The Court distinguished the “broad presumption against the arbitration of statutory claims” set forth in Hoover v. American Income Life Insurance Company, 206 Cal.App.4th 1193 (2012), as being “overly broad”: “[T]he plain language of section 229 is limited to actions for the collection of due and unpaid wages brought under sections 200 through 244; section 229 does not apply to all statutory wage and hour claims.” See my June 14, 2012 post on Hoover.

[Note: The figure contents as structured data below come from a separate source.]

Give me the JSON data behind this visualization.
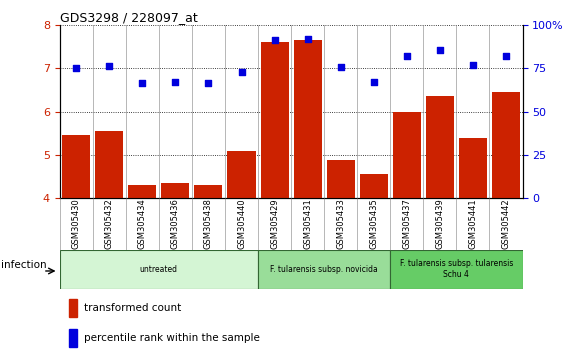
{
  "title": "GDS3298 / 228097_at",
  "samples": [
    "GSM305430",
    "GSM305432",
    "GSM305434",
    "GSM305436",
    "GSM305438",
    "GSM305440",
    "GSM305429",
    "GSM305431",
    "GSM305433",
    "GSM305435",
    "GSM305437",
    "GSM305439",
    "GSM305441",
    "GSM305442"
  ],
  "bar_values": [
    5.45,
    5.55,
    4.3,
    4.35,
    4.3,
    5.08,
    7.6,
    7.65,
    4.88,
    4.55,
    6.0,
    6.35,
    5.4,
    6.45
  ],
  "dot_values": [
    7.0,
    7.05,
    6.65,
    6.67,
    6.65,
    6.92,
    7.65,
    7.68,
    7.02,
    6.68,
    7.28,
    7.42,
    7.07,
    7.28
  ],
  "bar_color": "#cc2200",
  "dot_color": "#0000dd",
  "ylim_left": [
    4,
    8
  ],
  "ylim_right": [
    0,
    100
  ],
  "yticks_left": [
    4,
    5,
    6,
    7,
    8
  ],
  "yticks_right": [
    0,
    25,
    50,
    75,
    100
  ],
  "ytick_labels_right": [
    "0",
    "25",
    "50",
    "75",
    "100%"
  ],
  "groups": [
    {
      "label": "untreated",
      "start": 0,
      "end": 5,
      "color": "#d4f5d4"
    },
    {
      "label": "F. tularensis subsp. novicida",
      "start": 6,
      "end": 9,
      "color": "#99dd99"
    },
    {
      "label": "F. tularensis subsp. tularensis\nSchu 4",
      "start": 10,
      "end": 13,
      "color": "#66cc66"
    }
  ],
  "infection_label": "infection",
  "legend_bar_label": "transformed count",
  "legend_dot_label": "percentile rank within the sample",
  "bar_bottom": 4.0,
  "xticklabel_bg": "#dddddd",
  "figure_bg": "#ffffff"
}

What about preemption by the Federal Arbitration Act of Labor Code section 229? It was FCM’s burden of proof to demonstrate FAA preemption of section 229 – meaning that FCM had to show that interstate commerce was involved. But Lane was a California resident, and FCM was a California entity, doing business in California. FCM’s “bare assertion” that “Mr. Lane was a security analyst at a firm which manages capital investments” was insufficient to support a finding that his employment involved interstate commerce.
Affirmed in part (as to the cause of action for unpaid wages) and reversed in part.
Comment: Depending on the particular California court, we are still in a somewhat fuzzy area regarding FAA preemption of California statutory rights to file a court action – especially in those instances where the beneficiary of the statutory right may include the public, and not just the individual who is a party to the arbitration agreement. Example: Private Attorney General Act (PAGA) employment claims.